More troubling still, it appears that the evidence of student learning often falls far short of expectations. Even among the most optimistic study-abroad folks, there seems to be a sense that the experience in which many believe so passionately still isn’t quite working like it should or could.
That is why Blumenthal’s quote is so encouraging. First, instead of continuing to lament a lack of participation, she explicitly refocuses the conversation on achieving the learning outcome expected of study abroad. Second, she suggests that other experiences might also enable students to achieve similar learning outcomes. If the study-abroad community and higher-education institutions could embrace that shift and build internationalizing efforts around achieving learning outcomes through multiple means, we might begin to realize the goal that has been envisioned for international education.
Internationalized thinking—to use Blumenthal’s term—consists of two elements.
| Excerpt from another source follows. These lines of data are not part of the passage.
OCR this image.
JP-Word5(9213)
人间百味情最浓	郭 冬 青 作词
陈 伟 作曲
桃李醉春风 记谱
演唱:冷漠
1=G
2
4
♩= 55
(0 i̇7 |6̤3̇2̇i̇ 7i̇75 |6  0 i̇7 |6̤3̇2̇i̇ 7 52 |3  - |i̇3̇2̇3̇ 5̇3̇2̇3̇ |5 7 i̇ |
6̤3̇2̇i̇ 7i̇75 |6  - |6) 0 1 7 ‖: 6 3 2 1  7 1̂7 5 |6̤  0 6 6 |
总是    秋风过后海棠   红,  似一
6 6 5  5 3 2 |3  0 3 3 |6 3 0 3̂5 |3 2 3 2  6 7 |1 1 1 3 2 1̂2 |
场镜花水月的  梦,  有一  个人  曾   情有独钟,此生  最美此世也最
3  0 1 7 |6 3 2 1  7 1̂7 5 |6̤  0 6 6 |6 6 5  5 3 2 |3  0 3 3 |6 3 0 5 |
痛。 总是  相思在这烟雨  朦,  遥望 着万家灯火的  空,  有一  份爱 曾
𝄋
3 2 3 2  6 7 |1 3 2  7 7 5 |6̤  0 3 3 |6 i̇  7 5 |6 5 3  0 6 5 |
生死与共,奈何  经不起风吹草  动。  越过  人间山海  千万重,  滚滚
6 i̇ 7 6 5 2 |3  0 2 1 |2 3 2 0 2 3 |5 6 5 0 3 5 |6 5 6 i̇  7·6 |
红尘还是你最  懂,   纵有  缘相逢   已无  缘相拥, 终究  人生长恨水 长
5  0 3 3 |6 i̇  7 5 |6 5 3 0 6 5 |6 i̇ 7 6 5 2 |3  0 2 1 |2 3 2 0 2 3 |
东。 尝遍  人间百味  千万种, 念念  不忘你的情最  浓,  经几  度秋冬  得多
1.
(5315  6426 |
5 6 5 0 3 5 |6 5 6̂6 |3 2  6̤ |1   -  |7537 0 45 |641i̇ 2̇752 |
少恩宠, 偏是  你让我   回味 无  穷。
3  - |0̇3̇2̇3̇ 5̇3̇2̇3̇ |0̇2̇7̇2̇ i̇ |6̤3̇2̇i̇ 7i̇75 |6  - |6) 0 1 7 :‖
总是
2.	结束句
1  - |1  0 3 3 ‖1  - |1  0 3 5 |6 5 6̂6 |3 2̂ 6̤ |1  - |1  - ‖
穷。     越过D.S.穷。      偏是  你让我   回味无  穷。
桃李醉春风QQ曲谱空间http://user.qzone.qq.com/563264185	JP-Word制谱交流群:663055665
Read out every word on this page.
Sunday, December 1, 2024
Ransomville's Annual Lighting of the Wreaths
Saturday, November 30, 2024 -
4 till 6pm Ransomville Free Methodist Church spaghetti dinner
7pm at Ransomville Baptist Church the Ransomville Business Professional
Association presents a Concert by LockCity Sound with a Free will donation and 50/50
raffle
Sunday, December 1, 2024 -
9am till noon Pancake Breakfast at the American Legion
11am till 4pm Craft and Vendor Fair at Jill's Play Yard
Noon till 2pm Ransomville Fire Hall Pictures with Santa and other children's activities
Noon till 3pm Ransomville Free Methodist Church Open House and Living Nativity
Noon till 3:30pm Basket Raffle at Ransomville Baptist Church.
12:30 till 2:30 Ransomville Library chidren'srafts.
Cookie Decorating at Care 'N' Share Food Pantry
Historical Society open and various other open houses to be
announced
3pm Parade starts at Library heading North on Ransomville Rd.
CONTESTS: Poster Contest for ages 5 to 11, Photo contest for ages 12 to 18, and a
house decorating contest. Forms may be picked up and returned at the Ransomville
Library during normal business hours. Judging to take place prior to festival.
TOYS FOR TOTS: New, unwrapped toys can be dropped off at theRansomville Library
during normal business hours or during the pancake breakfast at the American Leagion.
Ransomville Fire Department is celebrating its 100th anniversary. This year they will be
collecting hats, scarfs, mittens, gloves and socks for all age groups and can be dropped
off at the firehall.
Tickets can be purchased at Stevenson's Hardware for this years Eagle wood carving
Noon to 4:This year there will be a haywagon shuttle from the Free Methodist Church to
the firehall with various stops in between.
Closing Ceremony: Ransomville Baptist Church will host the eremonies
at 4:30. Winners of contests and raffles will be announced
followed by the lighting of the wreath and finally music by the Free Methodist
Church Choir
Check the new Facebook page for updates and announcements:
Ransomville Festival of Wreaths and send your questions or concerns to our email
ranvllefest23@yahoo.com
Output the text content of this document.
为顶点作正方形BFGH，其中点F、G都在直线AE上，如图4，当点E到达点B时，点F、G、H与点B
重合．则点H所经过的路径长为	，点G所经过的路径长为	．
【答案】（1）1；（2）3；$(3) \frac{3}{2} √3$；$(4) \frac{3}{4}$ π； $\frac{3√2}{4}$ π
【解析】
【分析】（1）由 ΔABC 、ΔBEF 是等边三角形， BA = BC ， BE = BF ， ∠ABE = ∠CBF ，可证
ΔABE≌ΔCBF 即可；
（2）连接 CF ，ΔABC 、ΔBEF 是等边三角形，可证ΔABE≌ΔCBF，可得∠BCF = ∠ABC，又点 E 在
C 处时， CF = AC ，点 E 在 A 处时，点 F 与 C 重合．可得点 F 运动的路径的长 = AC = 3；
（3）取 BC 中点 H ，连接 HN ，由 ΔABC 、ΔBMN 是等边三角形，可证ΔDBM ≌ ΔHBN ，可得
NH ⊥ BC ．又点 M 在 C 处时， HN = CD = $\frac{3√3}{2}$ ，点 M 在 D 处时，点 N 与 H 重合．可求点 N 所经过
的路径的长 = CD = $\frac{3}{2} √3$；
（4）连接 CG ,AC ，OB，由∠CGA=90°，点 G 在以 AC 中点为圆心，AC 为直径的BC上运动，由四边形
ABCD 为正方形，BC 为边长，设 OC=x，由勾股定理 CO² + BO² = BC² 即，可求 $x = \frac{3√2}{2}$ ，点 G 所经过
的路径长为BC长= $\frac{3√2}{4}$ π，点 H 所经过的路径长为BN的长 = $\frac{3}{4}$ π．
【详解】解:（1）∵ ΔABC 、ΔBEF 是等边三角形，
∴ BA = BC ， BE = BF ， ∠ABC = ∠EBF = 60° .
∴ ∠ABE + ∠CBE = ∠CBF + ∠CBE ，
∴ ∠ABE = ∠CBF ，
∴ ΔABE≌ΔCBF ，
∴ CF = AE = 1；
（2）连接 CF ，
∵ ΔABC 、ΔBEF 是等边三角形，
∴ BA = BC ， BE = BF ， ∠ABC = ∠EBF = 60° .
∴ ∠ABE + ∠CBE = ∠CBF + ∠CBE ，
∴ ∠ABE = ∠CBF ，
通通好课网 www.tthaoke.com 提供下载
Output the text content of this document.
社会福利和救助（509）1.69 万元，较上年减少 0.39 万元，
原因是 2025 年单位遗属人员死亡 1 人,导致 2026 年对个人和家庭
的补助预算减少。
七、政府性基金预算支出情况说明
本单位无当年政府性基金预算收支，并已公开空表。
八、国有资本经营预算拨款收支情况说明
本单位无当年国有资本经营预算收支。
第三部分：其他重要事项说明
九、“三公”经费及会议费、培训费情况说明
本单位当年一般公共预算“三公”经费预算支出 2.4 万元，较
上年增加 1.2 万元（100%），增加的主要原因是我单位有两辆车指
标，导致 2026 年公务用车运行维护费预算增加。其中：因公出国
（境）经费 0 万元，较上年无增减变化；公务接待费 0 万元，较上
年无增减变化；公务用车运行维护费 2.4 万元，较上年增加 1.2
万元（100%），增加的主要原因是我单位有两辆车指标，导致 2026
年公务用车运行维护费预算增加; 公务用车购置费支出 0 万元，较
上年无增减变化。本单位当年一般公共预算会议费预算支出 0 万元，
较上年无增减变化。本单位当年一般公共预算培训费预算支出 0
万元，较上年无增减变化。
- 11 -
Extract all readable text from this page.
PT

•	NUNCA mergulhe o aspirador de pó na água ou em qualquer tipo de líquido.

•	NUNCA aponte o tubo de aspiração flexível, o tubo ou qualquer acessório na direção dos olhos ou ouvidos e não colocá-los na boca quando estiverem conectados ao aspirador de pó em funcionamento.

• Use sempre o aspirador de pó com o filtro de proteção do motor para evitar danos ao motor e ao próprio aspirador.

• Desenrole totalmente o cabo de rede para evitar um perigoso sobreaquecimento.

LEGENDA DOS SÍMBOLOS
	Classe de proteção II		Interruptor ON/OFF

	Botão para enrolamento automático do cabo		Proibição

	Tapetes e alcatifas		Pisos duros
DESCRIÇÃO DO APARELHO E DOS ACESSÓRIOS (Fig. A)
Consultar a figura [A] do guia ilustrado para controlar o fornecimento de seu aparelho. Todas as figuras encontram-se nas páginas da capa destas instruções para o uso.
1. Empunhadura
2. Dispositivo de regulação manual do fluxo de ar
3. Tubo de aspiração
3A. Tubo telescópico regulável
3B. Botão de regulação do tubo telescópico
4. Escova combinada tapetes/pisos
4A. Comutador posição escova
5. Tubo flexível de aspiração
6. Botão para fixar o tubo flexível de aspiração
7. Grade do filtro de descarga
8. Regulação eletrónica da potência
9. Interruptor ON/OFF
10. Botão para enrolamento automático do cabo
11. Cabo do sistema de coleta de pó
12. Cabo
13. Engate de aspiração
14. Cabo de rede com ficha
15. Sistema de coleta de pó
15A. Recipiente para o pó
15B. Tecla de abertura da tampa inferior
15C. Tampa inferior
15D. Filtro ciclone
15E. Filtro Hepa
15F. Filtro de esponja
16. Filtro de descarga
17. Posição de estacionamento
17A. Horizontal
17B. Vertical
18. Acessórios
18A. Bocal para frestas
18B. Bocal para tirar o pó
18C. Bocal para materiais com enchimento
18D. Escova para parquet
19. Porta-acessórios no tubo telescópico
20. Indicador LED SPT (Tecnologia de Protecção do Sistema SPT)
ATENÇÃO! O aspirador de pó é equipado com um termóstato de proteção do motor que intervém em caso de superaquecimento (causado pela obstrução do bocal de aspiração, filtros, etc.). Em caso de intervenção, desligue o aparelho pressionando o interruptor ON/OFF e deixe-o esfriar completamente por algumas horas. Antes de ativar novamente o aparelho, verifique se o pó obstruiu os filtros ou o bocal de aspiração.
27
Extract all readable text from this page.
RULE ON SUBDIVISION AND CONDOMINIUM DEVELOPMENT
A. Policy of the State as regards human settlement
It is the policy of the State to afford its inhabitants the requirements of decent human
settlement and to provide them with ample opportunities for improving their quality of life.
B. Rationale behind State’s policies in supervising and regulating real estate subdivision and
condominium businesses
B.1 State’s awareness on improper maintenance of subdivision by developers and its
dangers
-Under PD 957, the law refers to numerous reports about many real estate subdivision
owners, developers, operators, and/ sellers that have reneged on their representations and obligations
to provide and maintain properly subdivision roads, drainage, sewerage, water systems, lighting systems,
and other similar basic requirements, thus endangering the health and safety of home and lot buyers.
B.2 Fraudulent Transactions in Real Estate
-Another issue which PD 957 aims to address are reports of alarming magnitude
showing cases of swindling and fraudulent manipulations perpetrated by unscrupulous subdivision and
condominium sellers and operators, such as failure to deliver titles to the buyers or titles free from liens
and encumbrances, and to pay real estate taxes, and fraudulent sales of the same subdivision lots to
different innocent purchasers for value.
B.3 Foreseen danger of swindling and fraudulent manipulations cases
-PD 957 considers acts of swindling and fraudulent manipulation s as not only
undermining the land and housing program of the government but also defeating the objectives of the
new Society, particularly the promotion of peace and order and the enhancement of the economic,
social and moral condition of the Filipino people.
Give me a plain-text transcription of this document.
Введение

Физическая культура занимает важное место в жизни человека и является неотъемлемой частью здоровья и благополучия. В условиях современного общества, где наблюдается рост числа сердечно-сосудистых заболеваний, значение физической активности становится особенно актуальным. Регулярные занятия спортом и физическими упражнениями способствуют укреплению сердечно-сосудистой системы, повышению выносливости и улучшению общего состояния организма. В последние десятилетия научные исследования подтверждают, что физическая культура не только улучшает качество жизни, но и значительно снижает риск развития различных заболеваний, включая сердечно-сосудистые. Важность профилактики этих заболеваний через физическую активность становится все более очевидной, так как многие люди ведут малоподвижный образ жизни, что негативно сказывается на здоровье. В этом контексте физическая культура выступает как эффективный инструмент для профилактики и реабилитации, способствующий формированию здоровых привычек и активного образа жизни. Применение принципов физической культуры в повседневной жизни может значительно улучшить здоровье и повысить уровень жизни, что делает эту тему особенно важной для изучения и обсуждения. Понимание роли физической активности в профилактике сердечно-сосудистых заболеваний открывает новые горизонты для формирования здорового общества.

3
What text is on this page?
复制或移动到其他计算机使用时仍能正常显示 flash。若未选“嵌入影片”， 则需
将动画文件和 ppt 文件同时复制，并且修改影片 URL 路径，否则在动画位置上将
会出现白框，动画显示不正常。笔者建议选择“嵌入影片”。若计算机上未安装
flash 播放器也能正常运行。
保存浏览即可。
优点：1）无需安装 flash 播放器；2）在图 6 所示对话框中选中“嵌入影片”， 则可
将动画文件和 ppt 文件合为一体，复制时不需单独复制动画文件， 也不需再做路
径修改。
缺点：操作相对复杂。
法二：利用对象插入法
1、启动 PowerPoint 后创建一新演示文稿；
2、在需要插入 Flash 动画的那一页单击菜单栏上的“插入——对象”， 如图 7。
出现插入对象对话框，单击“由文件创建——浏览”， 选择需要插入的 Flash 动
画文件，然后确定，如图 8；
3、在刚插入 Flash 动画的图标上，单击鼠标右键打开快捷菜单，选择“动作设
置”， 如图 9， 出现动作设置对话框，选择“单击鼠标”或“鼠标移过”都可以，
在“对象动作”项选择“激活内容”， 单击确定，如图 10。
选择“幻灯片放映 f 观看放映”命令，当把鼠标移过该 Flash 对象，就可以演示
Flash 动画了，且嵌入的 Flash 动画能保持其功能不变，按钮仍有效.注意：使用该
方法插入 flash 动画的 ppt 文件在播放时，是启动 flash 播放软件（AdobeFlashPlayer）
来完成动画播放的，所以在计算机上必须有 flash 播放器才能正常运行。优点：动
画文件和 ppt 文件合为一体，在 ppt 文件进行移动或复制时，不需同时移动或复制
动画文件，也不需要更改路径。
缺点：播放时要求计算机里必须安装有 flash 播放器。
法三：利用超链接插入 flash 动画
First, it includes all of the complexities of successfully interacting across some dimension of difference. Second, that set of skills is applied in an international context. For study-abroad folks, the two-stage learning process should come as some relief because it means that students need to have at least begun to develop the ability to interact across difference before they are asked to apply the skill in an international context. Thus, it places the responsibility for developing internationalized thinking more squarely on the shoulders of the institution.
In other words, it acknowledges that institutions have a responsibility to help their students internationalize their thinking instead of asking study abroad to do the lion’s share of the heavy lifting. The challenge for study-abroad professionals in light of this suggestion is that they will need to expand their scope. Instead of seeing their work as a specific yet isolated program, they will need to begin working more closely with the rest of the institution to ensure that the sequence of learning experience in which study abroad sits is appropriately designed to accomplish this complex learning outcome.
Blumenthal also suggests that other experiences might also lead to improved internationalized thinking. International educators ought to be chomping at the bit to identify and develop multiple mechanisms for internationalizing students’ thinking.
Consider two seemingly obvious examples. On many campuses international students could be more involved and more fully included in the mainstream life of a college. Yet they often are housed together, apart from the rest of the university. And recently a number of technological tools that facilitate collaboration between students at institutions in different countries have produced some intriguing and potentially powerful learning outcomes. International educators should be at the forefront of developing ways to harness those opportunities.
Yet sometimes I think there is a reluctance to innovate—maybe because international educators remain conflicted on some basic level about whether their primary responsibilities are about the means to an end (participating in study abroad) or about achieving the ends themselves (student-learning outcomes like internationalized thinking).
Whether or not this leveling-off in study-abroad participation is an anomaly or the beginning of a trend, it doesn’t change the reality that an intense focus on increasing the number of students abroad has not produced the broadly internationalized populace of college graduates that many originally envisioned.
Yet this ship has not sailed. Study-abroad folks and higher-education institutions all want to prepare students to succeed in a globally interconnected world. If we focus our efforts first on developing the internationalized thinking that students need to succeed in the next century, and then invest the time and effort in all of the experiences that can help them get there, we will all have something to celebrate. And I can promise you that I’ll be ready with a bottle of bubbly to christen that ship.